The Saint Hilarion complex, one of the oldest monasteries in the Middle East, has been put on the UNESCO list of World Heritage sites in danger due to the war in Gaza, the body said Friday.
UNESCO said the site, which dates back to the fourth century, had been put on the endangered list at the demand of Palestinian authorities and cited the “imminent threats” it faced.
“It’s the only recourse to protect the site from destruction in the current context,” Lazare Eloundou Assomo, director of the UNESCO World Heritage Center, told AFP, referring to the ongoing war, sparked by Hamas’s October 7 attack on Israel.
In December, the UNESCO Committee for the Protection of Cultural Property in the Event of Armed Conflict decided to grant the site “provisional enhanced protection” — the highest level of immunity established by the 1954 Hague Convention.
UNESCO said then that it was “already concerned about the state of conservation of sites, before October 7, due to the lack of adequate policies to protect heritage and culture” in Gaza.
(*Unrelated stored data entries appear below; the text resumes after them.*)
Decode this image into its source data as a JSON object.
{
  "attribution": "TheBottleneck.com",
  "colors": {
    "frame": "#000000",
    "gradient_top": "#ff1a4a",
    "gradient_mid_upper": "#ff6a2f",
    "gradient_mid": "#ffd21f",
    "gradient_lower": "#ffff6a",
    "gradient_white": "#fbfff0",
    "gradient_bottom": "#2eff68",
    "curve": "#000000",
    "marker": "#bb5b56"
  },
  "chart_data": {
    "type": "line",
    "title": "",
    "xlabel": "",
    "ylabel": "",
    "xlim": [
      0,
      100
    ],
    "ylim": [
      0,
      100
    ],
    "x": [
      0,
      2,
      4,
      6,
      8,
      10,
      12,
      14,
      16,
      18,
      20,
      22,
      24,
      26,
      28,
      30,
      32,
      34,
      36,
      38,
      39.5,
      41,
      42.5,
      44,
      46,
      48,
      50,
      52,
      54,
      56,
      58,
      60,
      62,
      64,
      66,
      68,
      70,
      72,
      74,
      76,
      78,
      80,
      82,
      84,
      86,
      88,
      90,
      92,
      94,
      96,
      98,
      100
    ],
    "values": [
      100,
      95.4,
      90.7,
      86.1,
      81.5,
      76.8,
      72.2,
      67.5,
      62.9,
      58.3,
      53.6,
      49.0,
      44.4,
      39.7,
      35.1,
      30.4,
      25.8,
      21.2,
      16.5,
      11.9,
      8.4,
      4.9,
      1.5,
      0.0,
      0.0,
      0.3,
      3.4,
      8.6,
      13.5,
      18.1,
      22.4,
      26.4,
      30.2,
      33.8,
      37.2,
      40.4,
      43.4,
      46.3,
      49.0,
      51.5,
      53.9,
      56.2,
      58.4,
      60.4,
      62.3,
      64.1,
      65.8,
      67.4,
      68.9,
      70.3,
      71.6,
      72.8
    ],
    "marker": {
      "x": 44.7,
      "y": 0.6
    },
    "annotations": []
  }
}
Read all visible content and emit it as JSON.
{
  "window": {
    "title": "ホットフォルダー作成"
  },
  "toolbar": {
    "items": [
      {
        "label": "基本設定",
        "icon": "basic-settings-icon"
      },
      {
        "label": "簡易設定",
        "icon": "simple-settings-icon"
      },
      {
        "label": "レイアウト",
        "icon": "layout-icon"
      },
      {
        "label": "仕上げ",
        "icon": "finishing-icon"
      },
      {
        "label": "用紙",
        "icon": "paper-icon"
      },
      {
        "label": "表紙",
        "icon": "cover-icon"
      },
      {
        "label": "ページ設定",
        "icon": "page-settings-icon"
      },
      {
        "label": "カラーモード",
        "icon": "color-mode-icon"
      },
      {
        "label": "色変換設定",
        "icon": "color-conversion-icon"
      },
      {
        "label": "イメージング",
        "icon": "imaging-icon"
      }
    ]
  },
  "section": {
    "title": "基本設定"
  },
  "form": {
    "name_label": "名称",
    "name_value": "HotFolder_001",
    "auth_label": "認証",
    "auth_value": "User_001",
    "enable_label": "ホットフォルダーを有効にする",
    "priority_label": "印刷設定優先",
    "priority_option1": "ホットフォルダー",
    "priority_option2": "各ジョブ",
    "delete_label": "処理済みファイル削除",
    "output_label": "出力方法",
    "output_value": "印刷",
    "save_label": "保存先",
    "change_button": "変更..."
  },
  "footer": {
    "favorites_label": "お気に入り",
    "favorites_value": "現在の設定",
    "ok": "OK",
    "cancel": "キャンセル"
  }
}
During Hamas’s attack on October 7, terrorists murdered some 1,200 people in Israel, most of them civilians, and took 251 hostages.
The Hamas-run Gaza health ministry says more than 39,000 people in the Strip have been killed or are presumed dead in the fighting so far, though the toll cannot be verified and does not differentiate between civilians and fighters. Israel says it has killed more than 15,000 combatants in battle and some 1,000 terrorists inside Israel during the October 7 attack.